Out Walking Again


I mentioned in a recent blog post that I had gone on three walks that day.  That was a day with lots of energy.  Unfortunately, I paid for that.  The following three days I was so stiff that I could barely move.  All of my muscles, especially those in my legs, seemed to be spasming.  The stiffness was so severe that even the most gentle of yoga work did nothing but cause me more pain.  That in turn, was depressing.  Usually, my pain can be attributed to processes related to psoriatic arthritis or fibromyalgia.  This pain, no.  It made me confront the fact that there's something more going on, the mysterious something that my doctors have so far scratched their heads about, but which might be related to demyelinating disease of the central nervous system.  

I know it's irrational, but I was angry with my body.  Angry that it hurts me to sit in the car to do mundane things like go to the grocery store and the post office.  Angry that it hurts me to simply lie bed and to sit in a chair.  At the same time that I was angry, I was chastising myself, telling myself I should be grateful, that many people are worse off than I am.  

But while I don't want to complain, how much worse off can it be?  Much of the time, I'd be happy to sit in a wheelchair, as long as I wasn't in pain.  I'd be happy to be using crutches, as long as the pain wasn't there.  There are those few moments when the pain goes away, and I feel elated, blissful almost.  If the pain goes away long enough, I become accustomed to it, and being painless is no big deal.  But those times are rare.  I'm either in pain, have severe fatigue, or I'm in a short respite.

When the pain gets very bad as it did after my excessive exercising, I get to a certain point where I think, "I'm not getting the medical care I need.  There has got to be a way to treat this better than we are."  But so far, nothing medical has helped me much, beyond steroid infusions.  Those clear everything up for a little while.  I did e-mail my rheumatologist about getting another steroid injection in my hip.  While it doesn't usually help to get the injection, he mentioned that it would be possible to get an injection that would more accurately target the bursa that is the problem, by using ultra-sound to guide where the needle is inserted.  I'm also going to plead for a more effective pain killer, because what they've given me just isn't cutting it.   

Apart from medical treatments, what works seems to be effective for pain and fatigue are a) a sufficient amount of rest, b) avoiding stress, and c) getting some but not too much exercise.  Hot water soaks help too, but only briefly.  I haven't noticed any connections to diet, beyond eating small, regular meals.

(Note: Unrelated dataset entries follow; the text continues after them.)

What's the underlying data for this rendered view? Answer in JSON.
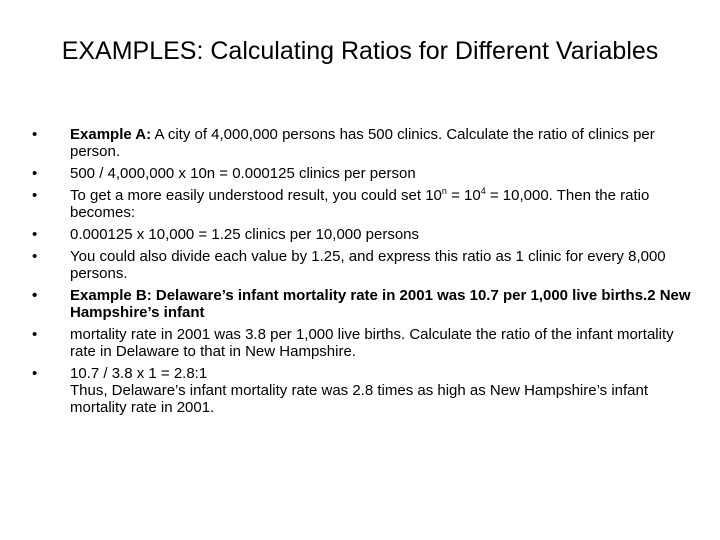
{
  "title": "EXAMPLES: Calculating Ratios for Different Variables",
  "bullet_symbol": "•",
  "items": [
    {
      "label": "Example A:",
      "text": " A city of 4,000,000 persons has 500 clinics. Calculate the ratio of clinics per person."
    },
    {
      "text": "500 / 4,000,000 x 10n = 0.000125 clinics per person"
    },
    {
      "text_a": "To get a more easily understood result, you could set 10",
      "sup_a": "n",
      "text_b": " = 10",
      "sup_b": "4",
      "text_c": " = 10,000. Then the ratio becomes:"
    },
    {
      "text": "0.000125 x 10,000 = 1.25 clinics per 10,000 persons"
    },
    {
      "text": "You could also divide each value by 1.25, and express this ratio as 1 clinic for every 8,000 persons."
    },
    {
      "text": "Example B: Delaware’s infant mortality rate in 2001 was 10.7 per 1,000 live births.2 New Hampshire’s infant"
    },
    {
      "text": "mortality rate in 2001 was 3.8 per 1,000 live births. Calculate the ratio of the infant mortality rate in Delaware to that in New Hampshire."
    },
    {
      "text": "10.7 / 3.8 x 1 = 2.8:1",
      "continuation": "Thus, Delaware’s infant mortality rate was 2.8 times as high as New Hampshire’s infant mortality rate in 2001."
    }
  ]
}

This morning I woke up feeling a bit better--even though I had a hard time sleeping due to pain; by mid morning my muscles had loosened enough for me to do a mild yoga session.  And then....I decided to go for a hike.  Ridiculous, I know.  But while I was out there, I had overwhelming feelings of peacefulness and serenity.  I felt awestruck at the sky, the mountains, the rocks, everything.  I could feel my self expand, taking it all in.  I had the sense that I was a part of it, or it was all a part of me, so to speak.  During one of those ecstatic moments,  I was explicit with myself.  I told myself, I know this walk is going to cost me.  I might wind up in bed for the next two days, but goddammit, it's worth it.  

So, now I'm back in my living room, half sitting, half lying in my cozy chair with my feet up on a foot stool.  I am, of course, in a lot of pain.  But fuck it.  I experienced ecstasy for a little while.  I hope it tides me over until I feel well enough for the next hike.

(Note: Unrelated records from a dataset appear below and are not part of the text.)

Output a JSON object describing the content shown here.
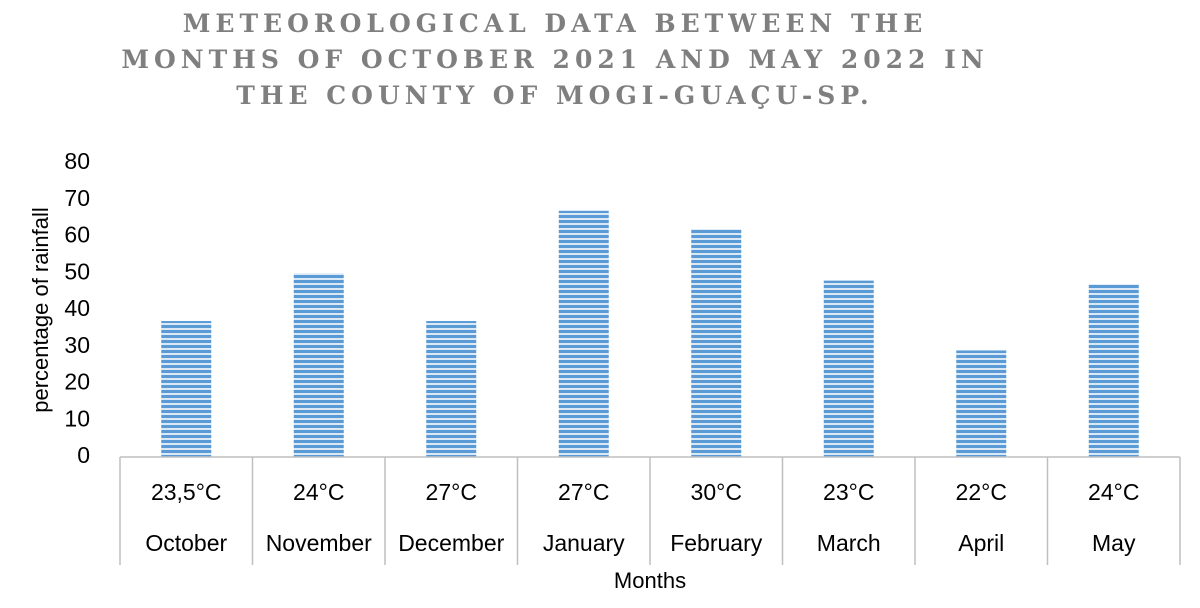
{
  "chart_data": {
    "type": "bar",
    "title": "METEOROLOGICAL DATA BETWEEN THE\nMONTHS OF OCTOBER 2021 AND MAY 2022 IN\nTHE COUNTY OF MOGI-GUAÇU-SP.",
    "xlabel": "Months",
    "ylabel": "percentage of rainfall",
    "ylim": [
      0,
      80
    ],
    "yticks": [
      0,
      10,
      20,
      30,
      40,
      50,
      60,
      70,
      80
    ],
    "categories": [
      "October",
      "November",
      "December",
      "January",
      "February",
      "March",
      "April",
      "May"
    ],
    "temperatures": [
      "23,5°C",
      "24°C",
      "27°C",
      "27°C",
      "30°C",
      "23°C",
      "22°C",
      "24°C"
    ],
    "values": [
      37,
      50,
      37,
      67,
      62,
      48,
      29,
      47
    ],
    "grid": false,
    "bar_color": "#5b9bd5"
  }
}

Here are some pictures I took.  

These first four are of a cluster of Junipers that were cut down to fuel the boiler of the trains, back when the railroad ran through here. 







These five photos are also of dead Juniper trees.  Here, the balls you see are tree sap, extruded from the wood.






This last one is of another dead tree (yes, I like dead trees).  It looks out over the area where I was walking.


This walk ended, as have the last several, when I came across a game trail and noticed fresh-looking mountain lion tracks mixed in with tracks from deer.  I found a dried cholla cactus that had its roots still attached, a broken arrow head, a big bone (likely from a cow or an elk), and an unusual big, green and pink rock.  I need to do some research to figure out what kind of minerals are in it.